I've a question about this error. I'm relatively new to this with flask, databases and sha256_crypt so I hope someone can easily help me with this.

I've made a login page and when I try to login with a right username, I alway get this error in my browser, when the password is right and when it's wrong.

error:

"builtins.ValueError ValueError: malformed sha256_crypt hash (checksum must be exactly 43 chars)"

code where I think the problem should be:

@app.route('/login', methods=['GET','POST']) 
def login():
    if request.method == 'POST':
    #get form fields
    username = request.form['username']
    password_candidate = request.form['password']

    #create cursor 
    cur = mysql.connection.cursor()

    #get user by username
    result = cur.execute("SELECT * FROM users WHERE username = %s", [username])

    if result > 0:
        #get stored hash
        data = cur.fetchone()
        password = data['password']

        #compare passwords 
        if sha256_crypt.verify(password_candidate, password):
            app.logger.info('PASSWORD MATCHED')
        else:
            app.logger.info('PASSWORD DOES NOT MATCH')

    else:
        app.logger.info('NO SUCH USER FOUND')

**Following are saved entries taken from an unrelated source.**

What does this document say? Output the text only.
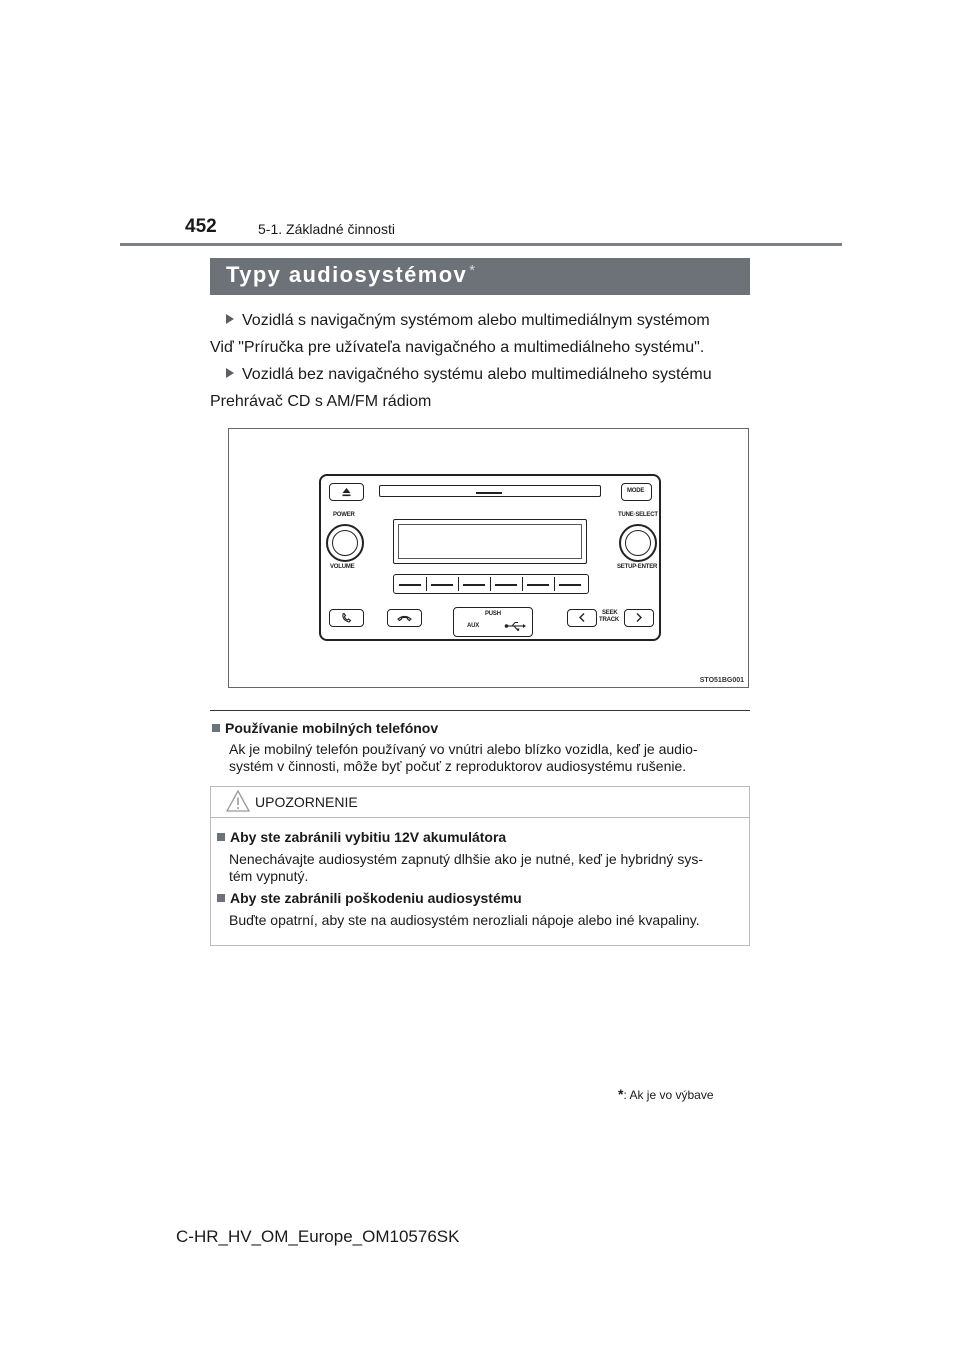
452	5-1. Základné činnosti
Typy audiosystémov *
Vozidlá s navigačným systémom alebo multimediálnym systémom
Viď "Príručka pre užívateľa navigačného a multimediálneho systému".
Vozidlá bez navigačného systému alebo multimediálneho systému
Prehrávač CD s AM/FM rádiom
MODE
POWER
VOLUME
TUNE·SELECT
SETUP·ENTER
PUSH
AUX
SEEK
TRACK
STO51BG001
Používanie mobilných telefónov
Ak je mobilný telefón používaný vo vnútri alebo blízko vozidla, keď je audio-
systém v činnosti, môže byť počuť z reproduktorov audiosystému rušenie.
UPOZORNENIE
Aby ste zabránili vybitiu 12V akumulátora
Nenechávajte audiosystém zapnutý dlhšie ako je nutné, keď je hybridný sys-
tém vypnutý.
Aby ste zabránili poškodeniu audiosystému
Buďte opatrní, aby ste na audiosystém nerozliali nápoje alebo iné kvapaliny.
*: Ak je vo výbave
C-HR_HV_OM_Europe_OM10576SK
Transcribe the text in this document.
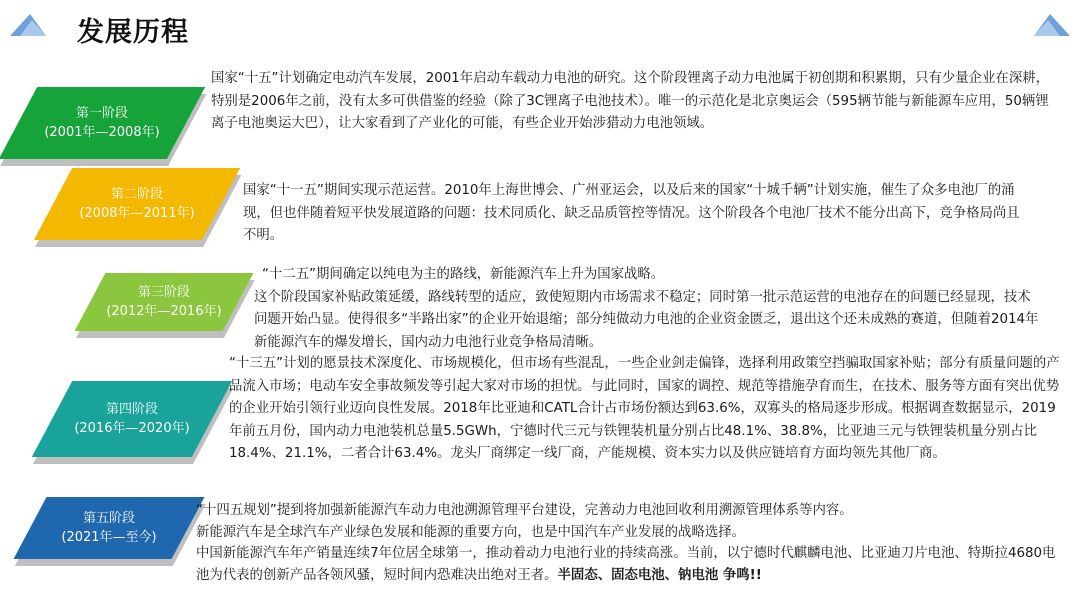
发展历程
第一阶段
(2001年—2008年)

国家“十五”计划确定电动汽车发展，2001年启动车载动力电池的研究。这个阶段锂离子动力电池属于初创期和积累期，只有少量企业在深耕，特别是2006年之前，没有太多可供借鉴的经验（除了3C锂离子电池技术）。唯一的示范化是北京奥运会（595辆节能与新能源车应用，50辆锂离子电池奥运大巴），让大家看到了产业化的可能，有些企业开始涉猎动力电池领域。

第二阶段
(2008年—2011年)

国家“十一五”期间实现示范运营。2010年上海世博会、广州亚运会，以及后来的国家“十城千辆”计划实施，催生了众多电池厂的涌现，但也伴随着短平快发展道路的问题：技术同质化、缺乏品质管控等情况。这个阶段各个电池厂技术不能分出高下，竞争格局尚且不明。

第三阶段
(2012年—2016年)

“十二五”期间确定以纯电为主的路线，新能源汽车上升为国家战略。

这个阶段国家补贴政策延缓，路线转型的适应，致使短期内市场需求不稳定；同时第一批示范运营的电池存在的问题已经显现，技术问题开始凸显。使得很多“半路出家”的企业开始退缩；部分纯做动力电池的企业资金匮乏，退出这个还未成熟的赛道，但随着2014年新能源汽车的爆发增长，国内动力电池行业竞争格局清晰。

第四阶段
(2016年—2020年)

“十三五”计划的愿景技术深度化、市场规模化，但市场有些混乱，一些企业剑走偏锋，选择利用政策空挡骗取国家补贴；部分有质量问题的产品流入市场；电动车安全事故频发等引起大家对市场的担忧。与此同时，国家的调控、规范等措施孕育而生，在技术、服务等方面有突出优势的企业开始引领行业迈向良性发展。2018年比亚迪和CATL合计占市场份额达到63.6%，双寡头的格局逐步形成。根据调查数据显示，2019年前五月份，国内动力电池装机总量5.5GWh，宁德时代三元与铁锂装机量分别占比48.1%、38.8%，比亚迪三元与铁锂装机量分别占比18.4%、21.1%，二者合计63.4%。龙头厂商绑定一线厂商，产能规模、资本实力以及供应链培育方面均领先其他厂商。

第五阶段
(2021年—至今)

“十四五规划”提到将加强新能源汽车动力电池溯源管理平台建设，完善动力电池回收利用溯源管理体系等内容。

新能源汽车是全球汽车产业绿色发展和能源的重要方向，也是中国汽车产业发展的战略选择。

中国新能源汽车年产销量连续7年位居全球第一，推动着动力电池行业的持续高涨。当前，以宁德时代麒麟电池、比亚迪刀片电池、特斯拉4680电池为代表的创新产品各领风骚，短时间内恐难决出绝对王者。半固态、固态电池、钠电池 争鸣!!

return render_template('login.html')

I have already searched a lot but I cant seem to find how to fix it and make it possible to login with a username and password from the database.

Thank you in advance

Robbe

Answer 1

As far as i can see you are using the sha256_ crypt to encrypt your passwords. This will require at least a minimum of 100 characters in your database. It might be that your database can't hold all the characters you are sending it to it.